Orange scrutinizes proposal for ‘Stew Leonard’ property
A public hearing that could propel a proposal for a 40,000-square-foot service/wholesale distribution center and additional structures on property now owned by Stew Leonard Jr. has been continued to Oct. 9, when the Inland Wetlands and Water Courses Commission meets again.
The hearing was continued because of a bevy of questions raised by town engineer Robert H. Brinton Jr. in a memo and by commission members. The Inland Wetlands department is the first stop in the permitting process. The next likely will be the Town Plan and Zoning Commission.
Developer Scannell Properties LLC is looking to build the new complex, which would include a fueling facility, maintenance shop and offices at 161 Marsh Hill Road. The development would total 63,000 square feet.
Attorney John W. Knuff, of the firm Hurwitz Sagarin Slossberg & Knuff, who represents Scannell Properties, declined to comment.
His client has also declined to comment or elaborate on the plan that has already created a stir in town among residents because of the “fueling facility” and “maintenance shop” aspects, leading some to speculate the project is a truck stop.
First Selectman James Zeoli did not respond to requests seeking comment.
The site — which looks like a never-ending cornfield near Interstate 95’s Exit 41 — is where Stew Leonard Jr. had dreamed of building a supermarket and petting zoo for 14 years before giving up in 2010.
The 41-acre property, used for agriculture today and since 1934, remains under Leonard’s ownership. He’s been trying to sell it since 2012.
The Inland Wetlands and Water Courses Commission began the public hearing Sept. 11 after lengthy discussions ahead of time with the developer.
The company the developer is working for has not been revealed, but in an application narrative at Town Hall, it is stated: “Applicant has a strong desire to be part of the town of Orange community.”
Commission Vice Chairwoman Diana Ross requested the applicant bring back a three-year plan for plantings on the east side of the property, the meeting minutes state.
Chairman Rick Mangione was concerned with the ground water and “type of wall that would be erected,” as well as that Kirschner referred to two-feet sump pumps as “deep sumps” that would actually be four feet.
Brinton’s more technical memo to the commission contains 16 suggestions for the developer and Knuff said at the end of the last meeting that they would be addressed at the Oct. 9 meeting.
Included in Brinton’s memo is to consider installing hydrodynamic separators upstream from the underground infiltration systems and the surface infiltration basin, to capture oil, trash, and sediment from paved areas; he asks for additional information regarding construction of the retaining wall in the vicinity of wetlands three and four; he notes the top of pond elevation for the infiltration basin is on plans as 110 feet on two drawings, but the contours show the top of embankment as elevation 100 feet. He also wrote in the memo that a state Department of Energy and Environmental Protection dam permit is “expected to be required” for the infiltration basin; a DEEP construction stormwater general permit registration is expected for the project, and more.
The only resident to voice an opinion on the plan at the hearing was George Finlay of Indian River Road, who commented that it was a “big development,” according to the yet to be approved minutes at Town Hall. Finlay asked the applicant’s team how they were going to take care of cleaning up the oil and handling “toxic solutions,” the minutes state.

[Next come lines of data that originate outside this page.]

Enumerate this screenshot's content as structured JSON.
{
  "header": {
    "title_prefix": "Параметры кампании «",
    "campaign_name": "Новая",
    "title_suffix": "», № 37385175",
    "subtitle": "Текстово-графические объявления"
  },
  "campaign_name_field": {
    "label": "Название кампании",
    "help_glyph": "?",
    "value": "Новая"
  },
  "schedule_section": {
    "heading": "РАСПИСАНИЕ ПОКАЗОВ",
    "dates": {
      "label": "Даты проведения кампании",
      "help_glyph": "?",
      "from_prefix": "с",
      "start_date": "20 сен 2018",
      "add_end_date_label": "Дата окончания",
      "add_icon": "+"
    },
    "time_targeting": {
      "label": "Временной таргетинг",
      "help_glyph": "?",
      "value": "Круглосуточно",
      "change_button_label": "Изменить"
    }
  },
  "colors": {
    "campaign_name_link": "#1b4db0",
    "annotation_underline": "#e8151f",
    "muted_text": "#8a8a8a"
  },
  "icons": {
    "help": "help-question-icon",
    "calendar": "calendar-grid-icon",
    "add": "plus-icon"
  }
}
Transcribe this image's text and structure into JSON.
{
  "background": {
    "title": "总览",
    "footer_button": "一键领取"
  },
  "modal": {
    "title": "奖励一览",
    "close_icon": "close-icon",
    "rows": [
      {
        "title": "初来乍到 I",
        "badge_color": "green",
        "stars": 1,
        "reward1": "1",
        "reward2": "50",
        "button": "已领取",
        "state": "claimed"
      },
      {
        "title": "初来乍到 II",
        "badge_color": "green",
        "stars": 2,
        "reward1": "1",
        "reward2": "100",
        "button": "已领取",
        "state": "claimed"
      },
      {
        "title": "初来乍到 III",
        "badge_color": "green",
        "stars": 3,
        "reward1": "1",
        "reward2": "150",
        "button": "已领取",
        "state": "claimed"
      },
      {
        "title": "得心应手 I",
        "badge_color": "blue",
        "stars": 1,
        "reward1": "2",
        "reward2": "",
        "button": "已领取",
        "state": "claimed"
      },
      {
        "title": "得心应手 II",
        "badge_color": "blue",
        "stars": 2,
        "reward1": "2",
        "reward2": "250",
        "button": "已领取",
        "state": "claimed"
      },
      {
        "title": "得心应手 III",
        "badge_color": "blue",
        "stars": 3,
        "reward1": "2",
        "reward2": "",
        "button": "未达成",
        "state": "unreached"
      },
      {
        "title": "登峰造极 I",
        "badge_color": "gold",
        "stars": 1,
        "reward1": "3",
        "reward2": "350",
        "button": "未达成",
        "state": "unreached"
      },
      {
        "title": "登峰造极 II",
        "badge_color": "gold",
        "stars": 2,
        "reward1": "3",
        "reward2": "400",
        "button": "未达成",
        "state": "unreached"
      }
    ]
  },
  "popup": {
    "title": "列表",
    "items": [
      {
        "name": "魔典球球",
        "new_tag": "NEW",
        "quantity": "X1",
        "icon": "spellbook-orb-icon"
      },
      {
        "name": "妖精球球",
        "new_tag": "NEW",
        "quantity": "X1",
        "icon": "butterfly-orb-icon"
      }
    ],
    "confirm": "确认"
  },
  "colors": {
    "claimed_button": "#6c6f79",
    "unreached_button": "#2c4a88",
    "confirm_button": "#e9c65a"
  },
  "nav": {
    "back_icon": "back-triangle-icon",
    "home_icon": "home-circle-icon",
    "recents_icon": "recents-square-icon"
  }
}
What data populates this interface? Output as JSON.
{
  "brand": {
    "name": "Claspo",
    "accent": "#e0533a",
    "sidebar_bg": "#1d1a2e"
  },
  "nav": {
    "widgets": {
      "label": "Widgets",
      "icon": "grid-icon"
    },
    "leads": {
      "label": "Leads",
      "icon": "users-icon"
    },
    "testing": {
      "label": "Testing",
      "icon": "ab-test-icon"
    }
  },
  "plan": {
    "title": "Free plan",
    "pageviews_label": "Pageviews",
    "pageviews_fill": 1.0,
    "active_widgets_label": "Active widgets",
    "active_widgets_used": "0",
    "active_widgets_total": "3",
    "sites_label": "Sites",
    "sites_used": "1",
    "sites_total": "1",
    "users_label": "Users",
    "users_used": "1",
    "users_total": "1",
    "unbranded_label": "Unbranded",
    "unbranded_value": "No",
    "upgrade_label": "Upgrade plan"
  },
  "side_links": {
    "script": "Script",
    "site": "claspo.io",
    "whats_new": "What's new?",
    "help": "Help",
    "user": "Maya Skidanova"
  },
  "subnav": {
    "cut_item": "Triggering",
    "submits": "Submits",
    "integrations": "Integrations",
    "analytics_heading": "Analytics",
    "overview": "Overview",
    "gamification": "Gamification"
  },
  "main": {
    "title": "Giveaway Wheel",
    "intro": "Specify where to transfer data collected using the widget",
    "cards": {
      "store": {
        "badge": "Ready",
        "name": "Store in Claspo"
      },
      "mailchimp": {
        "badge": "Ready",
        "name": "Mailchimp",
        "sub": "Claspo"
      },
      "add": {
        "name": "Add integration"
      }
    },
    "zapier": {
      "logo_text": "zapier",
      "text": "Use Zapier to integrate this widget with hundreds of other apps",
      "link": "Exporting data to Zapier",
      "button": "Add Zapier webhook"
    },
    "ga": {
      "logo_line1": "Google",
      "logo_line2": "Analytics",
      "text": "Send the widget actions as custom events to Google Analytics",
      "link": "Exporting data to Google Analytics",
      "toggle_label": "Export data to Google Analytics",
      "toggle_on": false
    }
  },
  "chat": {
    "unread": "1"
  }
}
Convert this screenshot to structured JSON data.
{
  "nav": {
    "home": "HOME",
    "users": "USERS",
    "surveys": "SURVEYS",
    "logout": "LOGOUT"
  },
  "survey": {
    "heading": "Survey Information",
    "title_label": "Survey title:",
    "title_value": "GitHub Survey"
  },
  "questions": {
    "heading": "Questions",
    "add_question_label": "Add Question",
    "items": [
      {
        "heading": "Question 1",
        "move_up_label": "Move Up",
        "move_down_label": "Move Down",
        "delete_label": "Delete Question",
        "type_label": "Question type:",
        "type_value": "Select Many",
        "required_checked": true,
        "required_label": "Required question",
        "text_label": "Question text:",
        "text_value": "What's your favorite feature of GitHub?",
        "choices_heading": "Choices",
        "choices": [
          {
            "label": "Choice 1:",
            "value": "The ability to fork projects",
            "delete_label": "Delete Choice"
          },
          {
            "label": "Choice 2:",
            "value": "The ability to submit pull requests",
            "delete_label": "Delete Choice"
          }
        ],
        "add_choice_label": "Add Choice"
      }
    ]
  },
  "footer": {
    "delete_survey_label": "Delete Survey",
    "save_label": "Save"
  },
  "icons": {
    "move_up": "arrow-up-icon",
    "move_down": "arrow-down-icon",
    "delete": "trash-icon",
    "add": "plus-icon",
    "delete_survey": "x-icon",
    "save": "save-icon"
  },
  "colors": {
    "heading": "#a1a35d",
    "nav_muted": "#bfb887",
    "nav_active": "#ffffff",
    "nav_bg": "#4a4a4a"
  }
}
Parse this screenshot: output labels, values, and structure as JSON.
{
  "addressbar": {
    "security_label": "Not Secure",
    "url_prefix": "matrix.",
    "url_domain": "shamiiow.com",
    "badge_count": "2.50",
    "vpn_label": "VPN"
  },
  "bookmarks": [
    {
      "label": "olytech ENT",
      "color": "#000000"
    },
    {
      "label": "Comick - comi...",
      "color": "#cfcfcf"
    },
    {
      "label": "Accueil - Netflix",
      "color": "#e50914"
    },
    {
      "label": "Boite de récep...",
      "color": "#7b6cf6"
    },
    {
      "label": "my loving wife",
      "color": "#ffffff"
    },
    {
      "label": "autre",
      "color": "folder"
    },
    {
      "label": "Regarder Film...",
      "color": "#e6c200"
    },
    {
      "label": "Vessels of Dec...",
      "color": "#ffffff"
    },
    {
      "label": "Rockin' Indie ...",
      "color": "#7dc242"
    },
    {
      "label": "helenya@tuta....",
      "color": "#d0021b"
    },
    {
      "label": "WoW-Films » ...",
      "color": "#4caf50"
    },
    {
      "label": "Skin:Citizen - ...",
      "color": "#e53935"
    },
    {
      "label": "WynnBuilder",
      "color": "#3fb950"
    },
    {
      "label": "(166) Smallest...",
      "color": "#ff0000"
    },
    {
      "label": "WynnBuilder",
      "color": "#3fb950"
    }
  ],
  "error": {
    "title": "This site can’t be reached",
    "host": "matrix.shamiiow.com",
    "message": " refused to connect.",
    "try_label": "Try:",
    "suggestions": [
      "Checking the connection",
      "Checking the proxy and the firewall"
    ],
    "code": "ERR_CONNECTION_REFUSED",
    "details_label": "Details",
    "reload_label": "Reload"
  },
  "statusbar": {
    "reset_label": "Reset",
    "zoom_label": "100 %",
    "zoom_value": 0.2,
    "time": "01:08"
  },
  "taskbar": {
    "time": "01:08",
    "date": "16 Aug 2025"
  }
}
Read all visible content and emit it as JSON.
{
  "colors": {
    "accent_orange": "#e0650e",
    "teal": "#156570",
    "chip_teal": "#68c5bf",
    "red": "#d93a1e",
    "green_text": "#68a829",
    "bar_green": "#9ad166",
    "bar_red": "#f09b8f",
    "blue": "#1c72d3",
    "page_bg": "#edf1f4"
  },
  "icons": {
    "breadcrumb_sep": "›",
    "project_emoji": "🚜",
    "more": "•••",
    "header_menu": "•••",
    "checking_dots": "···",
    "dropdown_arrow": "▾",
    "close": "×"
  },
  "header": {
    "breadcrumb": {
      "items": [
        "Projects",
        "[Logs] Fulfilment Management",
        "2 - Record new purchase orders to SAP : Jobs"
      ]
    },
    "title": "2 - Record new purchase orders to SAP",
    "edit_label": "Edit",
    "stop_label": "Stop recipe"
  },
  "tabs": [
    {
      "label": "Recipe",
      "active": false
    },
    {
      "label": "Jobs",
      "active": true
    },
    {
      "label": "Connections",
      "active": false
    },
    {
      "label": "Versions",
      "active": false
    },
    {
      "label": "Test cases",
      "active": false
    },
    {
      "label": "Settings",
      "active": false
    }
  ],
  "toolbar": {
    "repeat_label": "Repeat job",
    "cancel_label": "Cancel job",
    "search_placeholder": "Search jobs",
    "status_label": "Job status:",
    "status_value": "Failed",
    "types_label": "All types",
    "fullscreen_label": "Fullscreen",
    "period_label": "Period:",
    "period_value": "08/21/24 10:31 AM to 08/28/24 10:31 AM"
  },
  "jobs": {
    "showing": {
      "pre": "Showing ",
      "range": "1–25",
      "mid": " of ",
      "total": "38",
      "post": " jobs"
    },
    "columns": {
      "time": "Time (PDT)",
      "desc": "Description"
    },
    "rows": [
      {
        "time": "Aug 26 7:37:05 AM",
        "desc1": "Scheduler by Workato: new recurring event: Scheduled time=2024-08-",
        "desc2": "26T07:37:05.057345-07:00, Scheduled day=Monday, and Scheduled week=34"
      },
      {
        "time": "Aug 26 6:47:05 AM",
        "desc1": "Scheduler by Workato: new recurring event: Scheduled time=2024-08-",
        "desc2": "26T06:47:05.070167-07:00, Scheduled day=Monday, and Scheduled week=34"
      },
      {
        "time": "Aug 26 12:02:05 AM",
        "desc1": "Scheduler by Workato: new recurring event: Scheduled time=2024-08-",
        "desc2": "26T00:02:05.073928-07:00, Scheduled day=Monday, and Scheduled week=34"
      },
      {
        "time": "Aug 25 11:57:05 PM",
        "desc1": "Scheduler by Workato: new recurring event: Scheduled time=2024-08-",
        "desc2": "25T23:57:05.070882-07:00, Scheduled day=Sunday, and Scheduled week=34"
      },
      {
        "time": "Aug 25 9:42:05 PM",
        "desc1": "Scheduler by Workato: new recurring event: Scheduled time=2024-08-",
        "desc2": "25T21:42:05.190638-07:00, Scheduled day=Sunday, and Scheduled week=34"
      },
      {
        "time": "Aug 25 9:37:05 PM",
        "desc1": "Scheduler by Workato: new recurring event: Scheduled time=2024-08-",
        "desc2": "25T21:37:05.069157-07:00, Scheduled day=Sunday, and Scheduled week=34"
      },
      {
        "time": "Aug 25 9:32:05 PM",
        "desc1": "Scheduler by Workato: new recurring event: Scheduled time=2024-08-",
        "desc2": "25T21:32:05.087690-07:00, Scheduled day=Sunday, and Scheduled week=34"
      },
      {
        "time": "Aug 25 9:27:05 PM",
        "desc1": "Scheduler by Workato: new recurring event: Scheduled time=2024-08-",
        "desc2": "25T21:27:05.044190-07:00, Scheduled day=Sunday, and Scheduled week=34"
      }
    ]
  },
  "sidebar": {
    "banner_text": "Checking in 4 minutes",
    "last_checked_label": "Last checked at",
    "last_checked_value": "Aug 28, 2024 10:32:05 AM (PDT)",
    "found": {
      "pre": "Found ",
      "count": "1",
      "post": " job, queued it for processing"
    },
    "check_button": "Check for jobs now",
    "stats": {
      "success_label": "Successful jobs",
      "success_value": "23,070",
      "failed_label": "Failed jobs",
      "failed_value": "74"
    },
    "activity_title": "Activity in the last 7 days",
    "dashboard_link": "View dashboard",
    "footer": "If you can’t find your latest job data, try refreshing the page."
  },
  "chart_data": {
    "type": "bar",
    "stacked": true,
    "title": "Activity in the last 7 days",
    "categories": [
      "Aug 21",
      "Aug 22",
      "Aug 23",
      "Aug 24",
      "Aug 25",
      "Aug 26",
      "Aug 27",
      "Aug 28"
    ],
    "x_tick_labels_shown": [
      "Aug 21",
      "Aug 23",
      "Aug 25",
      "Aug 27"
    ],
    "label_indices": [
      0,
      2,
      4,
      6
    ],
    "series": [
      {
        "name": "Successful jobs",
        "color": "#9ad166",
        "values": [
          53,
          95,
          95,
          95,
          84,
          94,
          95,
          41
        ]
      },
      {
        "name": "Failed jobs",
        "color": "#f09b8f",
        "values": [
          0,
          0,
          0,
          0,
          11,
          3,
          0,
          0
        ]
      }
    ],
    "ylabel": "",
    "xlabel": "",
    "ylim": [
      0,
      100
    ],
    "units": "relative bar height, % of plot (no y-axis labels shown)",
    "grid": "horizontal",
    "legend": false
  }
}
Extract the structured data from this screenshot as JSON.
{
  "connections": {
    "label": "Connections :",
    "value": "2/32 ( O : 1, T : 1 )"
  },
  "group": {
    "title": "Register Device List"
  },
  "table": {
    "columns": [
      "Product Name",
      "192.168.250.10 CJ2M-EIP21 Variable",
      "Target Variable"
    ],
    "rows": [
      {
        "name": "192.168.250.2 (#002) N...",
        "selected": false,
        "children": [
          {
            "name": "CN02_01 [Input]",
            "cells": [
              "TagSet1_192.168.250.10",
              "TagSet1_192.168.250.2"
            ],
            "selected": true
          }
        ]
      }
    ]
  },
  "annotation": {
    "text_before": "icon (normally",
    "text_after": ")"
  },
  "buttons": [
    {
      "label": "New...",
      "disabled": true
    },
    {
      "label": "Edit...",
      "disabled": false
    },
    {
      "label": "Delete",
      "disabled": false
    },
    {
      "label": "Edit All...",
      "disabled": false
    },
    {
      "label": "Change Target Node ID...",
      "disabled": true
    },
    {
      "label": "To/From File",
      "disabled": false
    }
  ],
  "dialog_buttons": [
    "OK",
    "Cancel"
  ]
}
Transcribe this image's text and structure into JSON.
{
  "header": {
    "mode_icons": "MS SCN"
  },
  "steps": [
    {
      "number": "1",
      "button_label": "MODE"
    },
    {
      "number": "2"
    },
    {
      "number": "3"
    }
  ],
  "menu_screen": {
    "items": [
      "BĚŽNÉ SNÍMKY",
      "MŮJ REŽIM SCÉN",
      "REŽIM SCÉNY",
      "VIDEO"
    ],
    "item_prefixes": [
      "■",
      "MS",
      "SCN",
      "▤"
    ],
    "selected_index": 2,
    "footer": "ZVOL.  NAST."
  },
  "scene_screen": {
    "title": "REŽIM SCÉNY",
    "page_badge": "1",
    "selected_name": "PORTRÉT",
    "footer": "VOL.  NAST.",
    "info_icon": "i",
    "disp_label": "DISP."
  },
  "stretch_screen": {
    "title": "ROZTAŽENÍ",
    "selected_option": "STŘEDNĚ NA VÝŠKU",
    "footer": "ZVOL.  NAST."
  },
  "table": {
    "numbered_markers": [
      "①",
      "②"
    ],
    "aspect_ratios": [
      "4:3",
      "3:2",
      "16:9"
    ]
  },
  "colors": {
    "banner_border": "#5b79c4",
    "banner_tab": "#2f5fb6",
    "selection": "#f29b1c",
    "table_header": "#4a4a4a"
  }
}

One of the developer’s engineers, Nathan Kirschner of Langan Engineering and Environmental Services, answered that an oil and water separator would be used for the garage facility, then that would move into the sanitary sewers, according to meeting minutes.
The property contains five wetlands totaling 6,780 square feet, two of which are manmade and would be eliminated under the plan. Also living on the property are Eastern box turtles and smooth green snakes, both of which are listed as being of “special concern” in the state and “offered protection” by the Connecticut Endangered Species Act, according to a narrative of the plan filed at Town Hall. They are located in an isolated area of the property.
At the requirement of DEEP, the developers have a plan for those species — a species protection during construction, according to the plan’s narrative. That will include avoiding the area where they are located and educating contractors and subcontractors and monitoring of construction activity by an expert.
Experts representing the developer at the public hearing that started Sept. 11 told the commission they have a “robust” storm water treatment plan.
A soil scientist on the team told the commission the plan would not significantly affect the wetlands on the other end of the property.
The property is in a Light Industrial 2 zone. The property price is not listed for the public to see, but at one point Leonard was seeking $14.5 million for the Marsh Hill Road property. He paid $2.2 million for the land in 1996.
Leonard’s plan was defeated largely because of the dogged persistence of the grassroots group Save Our Neighborhood — or SON — which challenged him in court after every approval from a town board or commission. At the time he announced that he was giving up, Leonard said it was clear Orange didn’t want him and he had spent enough on lawyers.
Tangoe, a software company headquartered in Orange, was to move on to the site, but that plan for a four-story office building fell through. Shelton developer R.D. Scinto, had an option to buy the land from Leonard, had hoped to build the Tangoe headquarters, but that has expired.